08.10.08
Popper was wrong, history has meaning
Our thinking is conditioned by Darwinism, which throws ‘evolution’ into the past, with a tacit set of assumptions about random evolution. The result is an enforced incoherence. This is often matched with a prejudice against any consideration of a science of history in the large, and/or any attempt using the philosophy of history to seek historical meaning. A further critique of the idea of universal history comes from the postmodern rejection of the Grand Narrative.
In this context the status of a science of history is ambiguous, as the philosopher Karl Popper in his critique of historicism insisted, with his rejection of the idea that history has meaning. Yet as the labors of archaeological research proceed a falsification of this perspective emerges. Karl Popper was wrong: history has meaning, and we can discover large-scale coherence in its unfolding. It is hard to break the habit of thinking universal histories have all been discredited. Suddenly we see the existence of a world system, but this requires looking beyond individual civilizations to the whole phenomenon of Civilization since the Neolithic.

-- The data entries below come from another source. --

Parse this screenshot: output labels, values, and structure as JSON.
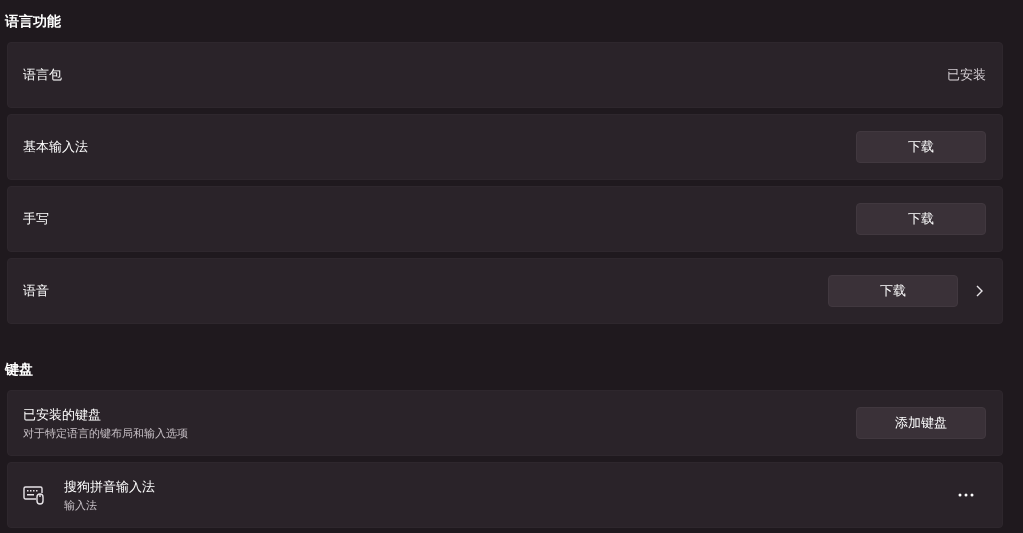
{
  "sections": [
    {
      "title": "语言功能",
      "rows": [
        {
          "kind": "status",
          "label": "语言包",
          "status": "已安装"
        },
        {
          "kind": "button",
          "label": "基本输入法",
          "button": "下载"
        },
        {
          "kind": "button",
          "label": "手写",
          "button": "下载"
        },
        {
          "kind": "button-link",
          "label": "语音",
          "button": "下载"
        }
      ]
    },
    {
      "title": "键盘",
      "rows": [
        {
          "kind": "button",
          "label": "已安装的键盘",
          "description": "对于特定语言的键布局和输入选项",
          "button": "添加键盘"
        },
        {
          "kind": "keyboard",
          "label": "搜狗拼音输入法",
          "description": "输入法"
        }
      ]
    }
  ]
}
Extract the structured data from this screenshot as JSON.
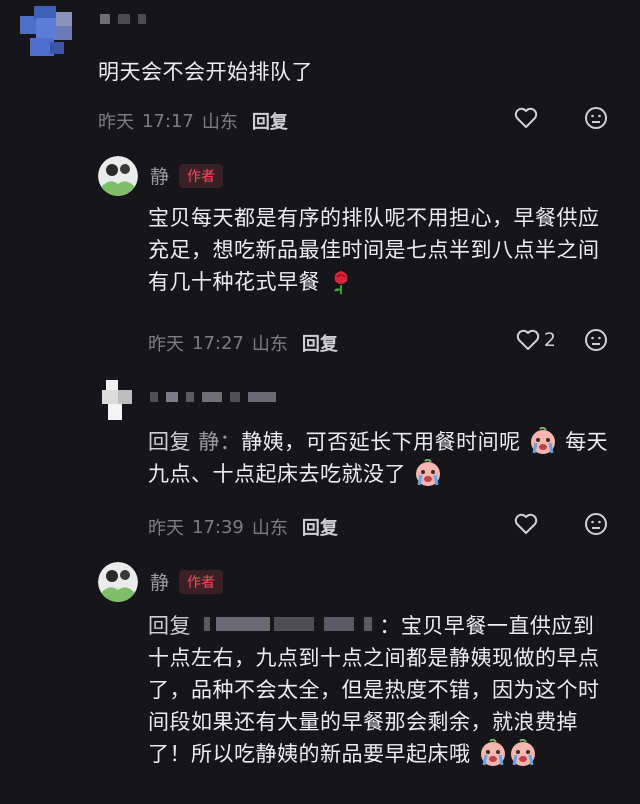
{
  "comments": [
    {
      "text": "明天会不会开始排队了",
      "meta": {
        "day": "昨天",
        "time": "17:17",
        "location": "山东",
        "reply": "回复"
      },
      "likes": ""
    },
    {
      "username": "静",
      "tag": "作者",
      "text_lines": [
        "宝贝每天都是有序的排队呢不用担心，早餐供应",
        "充足，想吃新品最佳时间是七点半到八点半之间",
        "有几十种花式早餐"
      ],
      "meta": {
        "day": "昨天",
        "time": "17:27",
        "location": "山东",
        "reply": "回复"
      },
      "likes": "2"
    },
    {
      "reply_prefix": "回复",
      "reply_target": "静：",
      "text_lines": [
        "静姨，可否延长下用餐时间呢",
        "每天",
        "九点、十点起床去吃就没了"
      ],
      "meta": {
        "day": "昨天",
        "time": "17:39",
        "location": "山东",
        "reply": "回复"
      },
      "likes": ""
    },
    {
      "username": "静",
      "tag": "作者",
      "reply_prefix": "回复",
      "text_lines": [
        "：宝贝早餐一直供应到",
        "十点左右，九点到十点之间都是静姨现做的早点",
        "了，品种不会太全，但是热度不错，因为这个时",
        "间段如果还有大量的早餐那会剩余，就浪费掉",
        "了！所以吃静姨的新品要早起床哦"
      ]
    }
  ],
  "icons": {
    "like": "heart-outline-icon",
    "dislike": "frown-face-icon",
    "flower": "rose-emoji",
    "cry": "crying-face-emoji"
  },
  "colors": {
    "background": "#16161a",
    "author_tag": "#fe4a5e",
    "meta": "#7c7c82"
  }
}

As we proceed in search of history we will discover an irony, which is that we will find evolution in history, and then history in evolution, and this will give us an insight into the descent of man. We must move beyond the myth of purely genetic evolution, and the fixation on natural selection. We can recalibrate our definition of ‘evolution’ to include man’s past, present, and future, with a new kind of model that can carefully define the nature of our evolving freedom.

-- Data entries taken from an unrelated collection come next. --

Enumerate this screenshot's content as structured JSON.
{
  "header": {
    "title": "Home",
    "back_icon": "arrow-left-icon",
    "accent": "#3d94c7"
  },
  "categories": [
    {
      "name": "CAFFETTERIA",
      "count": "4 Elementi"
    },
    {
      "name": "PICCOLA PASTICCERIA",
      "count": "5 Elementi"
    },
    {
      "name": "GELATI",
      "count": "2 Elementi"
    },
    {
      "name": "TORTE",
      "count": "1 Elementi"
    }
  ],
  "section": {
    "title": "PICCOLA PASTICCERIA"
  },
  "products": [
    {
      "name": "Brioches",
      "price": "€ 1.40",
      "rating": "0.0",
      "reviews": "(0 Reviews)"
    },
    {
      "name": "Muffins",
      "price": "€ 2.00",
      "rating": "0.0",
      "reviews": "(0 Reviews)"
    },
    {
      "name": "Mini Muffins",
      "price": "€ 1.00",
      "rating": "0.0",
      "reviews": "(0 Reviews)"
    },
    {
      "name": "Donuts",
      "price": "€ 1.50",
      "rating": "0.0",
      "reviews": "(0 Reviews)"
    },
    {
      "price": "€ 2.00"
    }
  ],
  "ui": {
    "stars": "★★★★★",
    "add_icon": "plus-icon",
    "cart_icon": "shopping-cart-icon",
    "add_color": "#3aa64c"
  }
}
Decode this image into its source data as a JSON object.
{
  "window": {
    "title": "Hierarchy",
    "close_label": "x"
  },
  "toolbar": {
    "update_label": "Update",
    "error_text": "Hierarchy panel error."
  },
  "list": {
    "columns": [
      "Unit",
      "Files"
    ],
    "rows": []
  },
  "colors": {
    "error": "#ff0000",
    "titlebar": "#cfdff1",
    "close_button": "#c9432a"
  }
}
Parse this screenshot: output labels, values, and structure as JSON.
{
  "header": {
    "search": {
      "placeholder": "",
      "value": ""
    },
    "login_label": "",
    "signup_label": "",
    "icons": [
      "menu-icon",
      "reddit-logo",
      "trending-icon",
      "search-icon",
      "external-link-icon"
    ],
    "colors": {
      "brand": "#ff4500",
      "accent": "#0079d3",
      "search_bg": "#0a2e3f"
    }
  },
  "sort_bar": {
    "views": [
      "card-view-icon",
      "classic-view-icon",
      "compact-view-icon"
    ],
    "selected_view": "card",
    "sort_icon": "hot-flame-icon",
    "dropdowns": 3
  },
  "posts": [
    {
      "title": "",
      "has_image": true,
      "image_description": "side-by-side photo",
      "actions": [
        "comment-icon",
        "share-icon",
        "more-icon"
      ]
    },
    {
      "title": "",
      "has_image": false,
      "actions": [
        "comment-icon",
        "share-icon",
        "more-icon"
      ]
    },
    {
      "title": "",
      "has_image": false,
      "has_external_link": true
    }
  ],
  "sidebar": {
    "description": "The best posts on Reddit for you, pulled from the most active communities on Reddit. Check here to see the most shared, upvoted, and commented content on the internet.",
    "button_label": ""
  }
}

The evolution of man is, and remains, a complete mystery. There is something almost mythological in the projection of Darwinian scenarios of natural selection onto the Paleolithic. Such evidence as we have is mostly that of skeletal remains, highly incomplete, of a series of hominids stretched over millions of years. Dogmatism in such a situation takes on an almost religious character in Darwinists. In the midst of this void of hard information we are to believe that all the complex functions of the human advance are to be ascribed to processes of natural selection and adaptation. Such claims, pressed into service for metaphysical conclusions, are weak in their evidentiary basis. In contradiction to this, flagrantly out in the open, is the evidence of a Great Explosion in the period around 50,000 B.C. As if crossing a threshold homo sapiens suddenly begins to leave traces of all the forms of higher culture that are characteristic of man as we find him in history. The suddenness and depth of this rapid passage, if we can trust the data, call out for explanation beyond the standard and very vague claims of mysterious mutations. This is really a question of what we mean by ‘macroevolution’, as opposed to ‘microevolution’. Is not Darwin’s theory really one of microevolution? The problem is that observing anything that resembles macroevolution demands a very detailed record of evolutionary sequences, and this invokes a crisis of correct observation.

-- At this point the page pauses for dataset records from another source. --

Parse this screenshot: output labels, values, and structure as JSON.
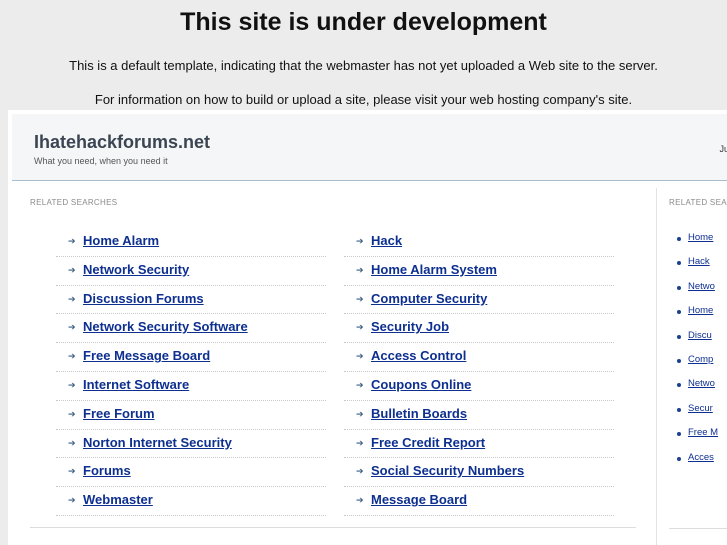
{
  "notice": {
    "title": "This site is under development",
    "line1": "This is a default template, indicating that the webmaster has not yet uploaded a Web site to the server.",
    "line2": "For information on how to build or upload a site, please visit your web hosting company's site."
  },
  "header": {
    "site_name": "Ihatehackforums.net",
    "tagline": "What you need, when you need it",
    "right_text": "Ju"
  },
  "main": {
    "section_label": "RELATED SEARCHES",
    "left_links": [
      "Home Alarm",
      "Network Security",
      "Discussion Forums",
      "Network Security Software",
      "Free Message Board",
      "Internet Software",
      "Free Forum",
      "Norton Internet Security",
      "Forums",
      "Webmaster"
    ],
    "right_links": [
      "Hack",
      "Home Alarm System",
      "Computer Security",
      "Security Job",
      "Access Control",
      "Coupons Online",
      "Bulletin Boards",
      "Free Credit Report",
      "Social Security Numbers",
      "Message Board"
    ]
  },
  "sidebar": {
    "section_label": "RELATED SEA",
    "links": [
      "Home",
      "Hack",
      "Netwo",
      "Home",
      "Discu",
      "Comp",
      "Netwo",
      "Secur",
      "Free M",
      "Acces"
    ]
  }
}
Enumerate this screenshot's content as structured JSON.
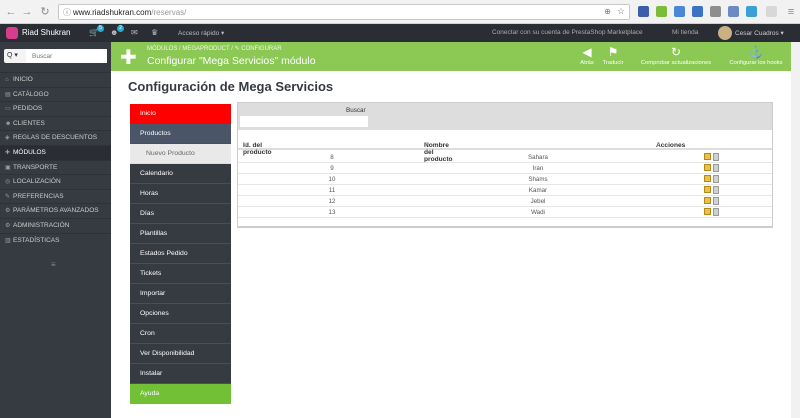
{
  "browser": {
    "url_domain": "www.riadshukran.com",
    "url_path": "/reservas/"
  },
  "header": {
    "shop_name": "Riad Shukran",
    "cart_badge": "5",
    "user_badge": "2",
    "quick_access": "Acceso rápido ▾",
    "connect_text": "Conectar con su cuenta de PrestaShop Marketplace",
    "my_store": "Mi tienda",
    "user_name": "Cesar Cuadros ▾"
  },
  "sidebar": {
    "search_button": "Q ▾",
    "search_placeholder": "Buscar",
    "items": [
      {
        "label": "INICIO",
        "icon": "⌂"
      },
      {
        "label": "CATÁLOGO",
        "icon": "▤"
      },
      {
        "label": "PEDIDOS",
        "icon": "▭"
      },
      {
        "label": "CLIENTES",
        "icon": "☻"
      },
      {
        "label": "REGLAS DE DESCUENTOS",
        "icon": "◈"
      },
      {
        "label": "MÓDULOS",
        "icon": "✚"
      },
      {
        "label": "TRANSPORTE",
        "icon": "▣"
      },
      {
        "label": "LOCALIZACIÓN",
        "icon": "◎"
      },
      {
        "label": "PREFERENCIAS",
        "icon": "✎"
      },
      {
        "label": "PARÁMETROS AVANZADOS",
        "icon": "⚙"
      },
      {
        "label": "ADMINISTRACIÓN",
        "icon": "⚙"
      },
      {
        "label": "ESTADÍSTICAS",
        "icon": "▥"
      }
    ]
  },
  "toolbar": {
    "breadcrumb": "MÓDULOS  /  MEGAPRODUCT  /  ✎ CONFIGURAR",
    "title": "Configurar \"Mega Servicios\" módulo",
    "buttons": [
      {
        "label": "Atrás",
        "icon": "◀"
      },
      {
        "label": "Traducir",
        "icon": "⚑"
      },
      {
        "label": "Comprobar actualizaciones",
        "icon": "↻"
      },
      {
        "label": "Configurar los hooks",
        "icon": "⚓"
      }
    ]
  },
  "page": {
    "title": "Configuración de Mega Servicios"
  },
  "left_menu": {
    "items": [
      "Inicio",
      "Productos",
      "Nuevo Producto",
      "Calendario",
      "Horas",
      "Días",
      "Plantillas",
      "Estados Pedido",
      "Tickets",
      "Importar",
      "Opciones",
      "Cron",
      "Ver Disponibilidad",
      "Instalar",
      "Ayuda"
    ]
  },
  "table": {
    "search_label": "Buscar",
    "columns": [
      "Id. del producto",
      "Nombre del producto",
      "Acciones"
    ],
    "rows": [
      {
        "id": "8",
        "name": "Sahara"
      },
      {
        "id": "9",
        "name": "Iran"
      },
      {
        "id": "10",
        "name": "Shams"
      },
      {
        "id": "11",
        "name": "Kamar"
      },
      {
        "id": "12",
        "name": "Jebel"
      },
      {
        "id": "13",
        "name": "Wadi"
      }
    ]
  },
  "colors": {
    "toolbar_green": "#8bc954",
    "sidebar_dark": "#363a41",
    "inicio_red": "#ff0000",
    "ayuda_green": "#72c035"
  }
}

We are ready to take a look at the evidence for non-random evolution in history itself, mindful of the distinctions we think we should or should not make between cultural and biological evolution. There is an irony to our views of evolution. We look to deep time to find the answers to our quest to understand evolution, and yet we have very little data to conclude anything. We then apply that thinking to history, and yet here we have what is really a far more detailed record, seen at close range. We fail to suspect the fallacy here, or that history itself shows the direct evidence of evolution.